また、これは業者だが、葬儀や清掃のサービスもちゃんとしてる。ちゃんとしてる、って言葉足らずだが、主亡きあとの汚部屋のかたづけを賃貸契約が切れる日までにしてもらえたと聞くだけでうなってしまう。うちの地元では見積もりに来てもらうだけでもひと月先になりそうな気がするよ。

そんなこんなで驚いてから、岸田奈美著『もうあかんわ日記』を手に取ったら、行政や銀行の「XXがなければダメです」対応に振り回される様子が書かれていて、そうそう、こっちのほうが知ってるやつ、と思った。
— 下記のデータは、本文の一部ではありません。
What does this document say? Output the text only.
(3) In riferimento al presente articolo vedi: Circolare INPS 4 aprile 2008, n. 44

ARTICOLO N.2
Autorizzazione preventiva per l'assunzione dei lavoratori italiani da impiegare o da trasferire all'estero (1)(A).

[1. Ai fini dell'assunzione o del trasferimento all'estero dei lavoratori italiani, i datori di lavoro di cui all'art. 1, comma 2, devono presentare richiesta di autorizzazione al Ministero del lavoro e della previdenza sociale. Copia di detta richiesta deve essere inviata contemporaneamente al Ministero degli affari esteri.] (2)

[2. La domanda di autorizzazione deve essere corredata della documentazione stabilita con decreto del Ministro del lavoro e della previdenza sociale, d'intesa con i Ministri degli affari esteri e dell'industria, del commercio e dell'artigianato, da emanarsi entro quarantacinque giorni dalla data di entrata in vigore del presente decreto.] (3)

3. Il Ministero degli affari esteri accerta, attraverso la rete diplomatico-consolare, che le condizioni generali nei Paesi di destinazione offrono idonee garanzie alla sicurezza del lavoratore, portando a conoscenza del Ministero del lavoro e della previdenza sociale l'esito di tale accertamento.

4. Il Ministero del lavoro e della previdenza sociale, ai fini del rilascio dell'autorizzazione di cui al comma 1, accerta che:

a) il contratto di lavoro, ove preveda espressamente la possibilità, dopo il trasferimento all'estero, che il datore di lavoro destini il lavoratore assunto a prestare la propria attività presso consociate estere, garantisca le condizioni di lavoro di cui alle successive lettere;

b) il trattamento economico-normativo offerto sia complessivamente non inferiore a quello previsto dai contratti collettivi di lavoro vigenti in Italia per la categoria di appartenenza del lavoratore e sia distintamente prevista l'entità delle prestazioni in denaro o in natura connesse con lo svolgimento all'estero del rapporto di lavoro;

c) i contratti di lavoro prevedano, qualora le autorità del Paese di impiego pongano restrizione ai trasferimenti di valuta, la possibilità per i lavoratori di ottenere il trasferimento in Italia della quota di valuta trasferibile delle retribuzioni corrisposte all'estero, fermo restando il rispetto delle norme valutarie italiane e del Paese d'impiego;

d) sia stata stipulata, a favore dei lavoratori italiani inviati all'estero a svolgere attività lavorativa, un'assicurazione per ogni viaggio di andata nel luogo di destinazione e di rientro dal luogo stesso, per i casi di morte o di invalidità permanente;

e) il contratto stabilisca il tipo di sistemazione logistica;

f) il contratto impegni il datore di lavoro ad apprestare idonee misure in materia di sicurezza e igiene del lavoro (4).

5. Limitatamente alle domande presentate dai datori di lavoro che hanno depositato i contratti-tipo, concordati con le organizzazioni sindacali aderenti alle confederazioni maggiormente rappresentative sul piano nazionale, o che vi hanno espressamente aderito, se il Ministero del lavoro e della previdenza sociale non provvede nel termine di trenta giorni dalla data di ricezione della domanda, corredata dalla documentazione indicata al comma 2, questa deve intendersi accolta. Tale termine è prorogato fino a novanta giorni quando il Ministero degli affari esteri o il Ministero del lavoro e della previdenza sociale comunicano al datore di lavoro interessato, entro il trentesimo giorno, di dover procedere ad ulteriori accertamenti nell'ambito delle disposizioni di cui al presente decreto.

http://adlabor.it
それから、御母堂が「あの手術はあの先生しかできない」という腕のいい医師に執刀してもらえたということでひとまずめでたし、なのだが、その先生がほとんど家に帰っていない、とも書かれていて、ああ、これも知ってるやつ、と絶望。そんなサステナブルじゃない状況どうなのよ泣

20年近く前に大学病院にかかわったときから、現場の良心と無理に依存したシステムだなーと思っていたが、変わっていないらしい。
長く女性を苦しめてきた医学部不正入試問題に改めて憤りがつのる。家に帰れないような勤務形態は女性には無理、じゃなくて男性にも無理。誰にでも無理じゃないように、バッファ多めな環境をととのえていかないといけなかったのに手遅れやん。

話がそれたが、そういうわけで、2冊とも日本のくらしの手続きにまつわるあれこれを垣間見ることができて面白かった。